Are you a descendant of a British child immigrant? Is there a ‘home child’ in your family background? How would you know? Join historian and author Art Joyce Thursday, November 3 at 7 pm at Touchstones Nelson, Shawn Lamb Archives, 502 Vernon St., for his presentation Laying the Children’s Ghosts to Rest: Honouring Canada’s Child Immigrants.
Between 1869 and 1939, 100,000 children were emigrated from Britain to Canada as a means of providing indentured labourers for newly developing farms or – in the case of girls – domestic servants for households. Tens of thousands more children were sent to Australia and New Zealand. Siblings were often separated and in most cases never saw one another or their parents again.
Joyce discovered that he was the grandson of just such a ‘home child’ five years ago while doing genealogical research into his Joyce ancestors. Since then he has expanded his interest to include research on the history of Canada’s child immigrants, and in particular, the impact of this on families in the Columbia Basin. He plans to compile a book based on both his family’s experience and the experiences of other Basin families who have ‘home children’ in their background. This project is supported by funds from the Columbia Basin Trust.

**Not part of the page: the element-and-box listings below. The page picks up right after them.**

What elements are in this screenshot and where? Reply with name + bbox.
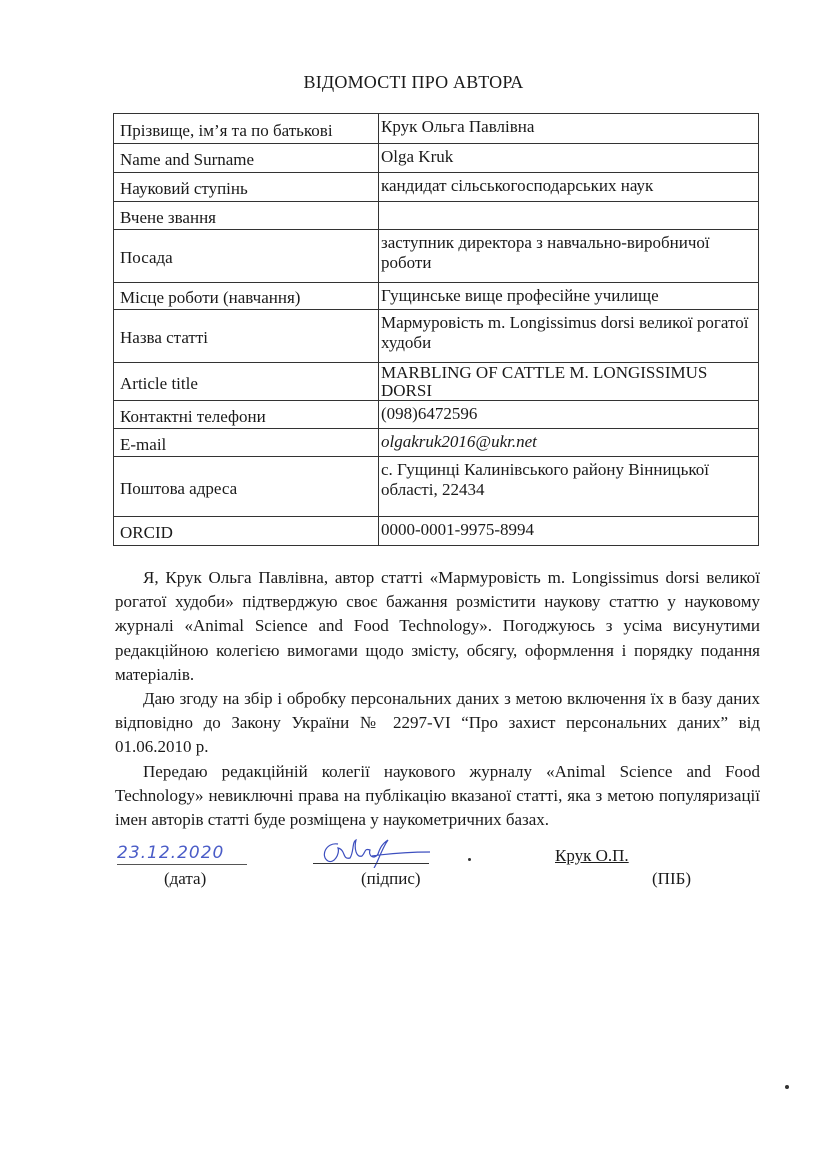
table-row: E-mail olgakruk2016@ukr.net — [114, 429, 759, 457]
signature-line — [313, 863, 429, 864]
table-row: Науковий ступінь кандидат сільськогоспод… — [114, 173, 759, 202]
row-label: Науковий ступінь — [114, 173, 379, 202]
paragraph-data-consent: Даю згоду на збір і обробку персональних… — [115, 687, 760, 760]
row-label: Місце роботи (навчання) — [114, 283, 379, 310]
row-value: Гущинське вище професійне училище — [379, 283, 759, 310]
row-value: Крук Ольга Павлівна — [379, 114, 759, 144]
table-row: Name and Surname Olga Kruk — [114, 144, 759, 173]
table-row: Контактні телефони (098)6472596 — [114, 401, 759, 429]
row-label: Назва статті — [114, 310, 379, 363]
row-value: с. Гущинці Калинівського району Вінницьк… — [379, 457, 759, 517]
table-row: ORCID 0000-0001-9975-8994 — [114, 517, 759, 546]
table-row: Назва статті Мармуровість m. Longissimus… — [114, 310, 759, 363]
email-value: olgakruk2016@ukr.net — [379, 429, 759, 457]
row-value: Мармуровість m. Longissimus dorsi велико… — [379, 310, 759, 363]
date-handwritten: 23.12.2020 — [117, 842, 247, 865]
scan-speck — [785, 1085, 789, 1089]
name-caption: (ПІБ) — [652, 869, 691, 889]
table-row: Місце роботи (навчання) Гущинське вище п… — [114, 283, 759, 310]
paragraph-rights-transfer: Передаю редакційній колегії наукового жу… — [115, 760, 760, 833]
row-value: заступник директора з навчально-виробнич… — [379, 230, 759, 283]
row-label: Прізвище, ім’я та по батькові — [114, 114, 379, 144]
row-label: Посада — [114, 230, 379, 283]
name-initials: Крук О.П. — [555, 846, 629, 866]
row-value: (098)6472596 — [379, 401, 759, 429]
signature-caption: (підпис) — [361, 869, 421, 889]
table-row: Article title MARBLING OF CATTLE M. LONG… — [114, 363, 759, 401]
consent-text: Я, Крук Ольга Павлівна, автор статті «Ма… — [115, 566, 760, 832]
scan-speck — [468, 858, 471, 861]
row-label: Поштова адреса — [114, 457, 379, 517]
row-label: E-mail — [114, 429, 379, 457]
row-label: Article title — [114, 363, 379, 401]
table-row: Посада заступник директора з навчально-в… — [114, 230, 759, 283]
row-label: ORCID — [114, 517, 379, 546]
table-row: Вчене звання — [114, 202, 759, 230]
row-value — [379, 202, 759, 230]
row-value: MARBLING OF CATTLE M. LONGISSIMUS DORSI — [379, 363, 759, 401]
date-caption: (дата) — [164, 869, 206, 889]
signature-scribble-icon — [316, 834, 436, 873]
row-label: Контактні телефони — [114, 401, 379, 429]
page-title: ВІДОМОСТІ ПРО АВТОРА — [0, 72, 827, 93]
row-value: кандидат сільськогосподарських наук — [379, 173, 759, 202]
author-info-table: Прізвище, ім’я та по батькові Крук Ольга… — [113, 113, 759, 546]
table-row: Прізвище, ім’я та по батькові Крук Ольга… — [114, 114, 759, 144]
paragraph-author-statement: Я, Крук Ольга Павлівна, автор статті «Ма… — [115, 566, 760, 687]
row-value: Olga Kruk — [379, 144, 759, 173]
row-label: Вчене звання — [114, 202, 379, 230]
table-row: Поштова адреса с. Гущинці Калинівського … — [114, 457, 759, 517]
orcid-value: 0000-0001-9975-8994 — [379, 517, 759, 546]
row-label: Name and Surname — [114, 144, 379, 173]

Joyce is the author of two books of West Kootenay history, A Perfect Childhood and Hanging Fire & Heavy Horses, on the heritage homes and public transit of the historic city of Nelson, BC. A passage from A Perfect Childhood is quoted in the Knowledge Network’s BC Moments series and he was a popular heritage columnist for the Nelson Daily News from 1996-2000. For the past seven years he has worked as reporter and arts and culture editor for the Valley Voice newspaper in the Slocan Valley. Joyce is also the author of two recent books of poetry.